Mattie Ross (Hailee Steinfeld) embarks on her great adventure
Such a moment occurs a little under a third of the way into the Coen Brothers’ True Grit, and is, for me, the best moment—and, as it turns out, minute—I spent in a movie theatre in 2010. Actually, True Grit offers several such moments; but this one stands out for the way it strikes you with its sheer beauty and rightness, combining artistry, craftsmanship, talent, vision, and an almost other-worldly grace.
The moment I am referring to is a modest little montage of Mattie Ross preparing to join Rooster Cogburn for “a great adventure”—a journey into the uncharted Choctaw territory in a search for the coward who killed her father, and for some kind of justice.
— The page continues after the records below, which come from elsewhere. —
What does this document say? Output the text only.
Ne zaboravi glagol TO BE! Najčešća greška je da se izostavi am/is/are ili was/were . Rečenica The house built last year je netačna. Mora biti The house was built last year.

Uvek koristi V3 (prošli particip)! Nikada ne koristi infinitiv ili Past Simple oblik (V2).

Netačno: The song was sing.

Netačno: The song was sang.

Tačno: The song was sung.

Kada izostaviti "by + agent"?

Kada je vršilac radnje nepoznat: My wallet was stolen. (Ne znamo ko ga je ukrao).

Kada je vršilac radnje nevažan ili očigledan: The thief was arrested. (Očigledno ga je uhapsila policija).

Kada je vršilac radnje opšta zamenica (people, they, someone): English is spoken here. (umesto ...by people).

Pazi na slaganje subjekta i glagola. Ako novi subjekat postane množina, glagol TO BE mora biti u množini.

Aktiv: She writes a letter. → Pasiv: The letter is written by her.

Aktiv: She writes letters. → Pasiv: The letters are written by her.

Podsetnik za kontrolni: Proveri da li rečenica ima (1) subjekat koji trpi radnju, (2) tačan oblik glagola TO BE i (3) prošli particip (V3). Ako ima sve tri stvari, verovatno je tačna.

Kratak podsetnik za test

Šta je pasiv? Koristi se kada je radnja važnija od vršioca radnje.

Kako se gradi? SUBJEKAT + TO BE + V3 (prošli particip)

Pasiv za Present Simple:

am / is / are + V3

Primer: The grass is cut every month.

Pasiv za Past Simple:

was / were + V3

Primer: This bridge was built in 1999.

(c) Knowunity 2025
Of course, it is not a “great adventure” to Cogburn. After Mattie stands up to him, giving him a little righteous hell for having disappointed her, Cogburn relents and agrees to undertake the journey and to allow Mattie to join in. “Meet me here at seven in the morning and we will begin our coon hunt,” he says, ironically reprising Mattie’s own invocation of having gone camping with her father as evidence of her ability to handle the wilderness. Cogburn had earlier objected to the comparison: “This ain’t no coon hunt!” To which Mattie emphatically responds, “It is the same idea as a coon hunt,” and she ought to know, since it is, after all, her idea—and she turns out to be right in so many different ways.
The remarkable montage sequence that follows neither begins nor ends sharply; Carter Burwell’s music begins before the Cogburn scene ends, builds throughout the montage, and then bridges us right back to the very place we began less than a minute ago: Cogburn’s shabby apartment in the back of Lee’s store. The previous scene began and ended with Cogburn in his fruit-crate bed, and the following sequence begins with a sleeping figure in the same bed.
“This ain’t no coon hunt!”
Now a word about that music. What should have won the Oscar for the year’s best score was not only not even nominated but was actually disqualified from consideration. The reason had something to do with the score’s having been built on three or four traditional gospel tunes, and therefore containing too much “pre-existing material” to be considered an “original score.” As if a film score composer were nothing but a tunesmith whose job is to invent melodies. Burwell’s score is a towering achievement, building those humble down-home spirituals into such ecstasies of orchestral texture, pacing, repetition and variation, matching music to image, evoking deepest emotion and most breath-taking grandeur. That, not song-writing, is what film score composers do. And as much as any other aspect of the film—which also masterfully showcases the designers’, directors’, cinematographer’s, and editors’ art—Burwell’s magnificent score not only makes the film what it is, but lives in the mind and heart so as to make both score and film unforgettable.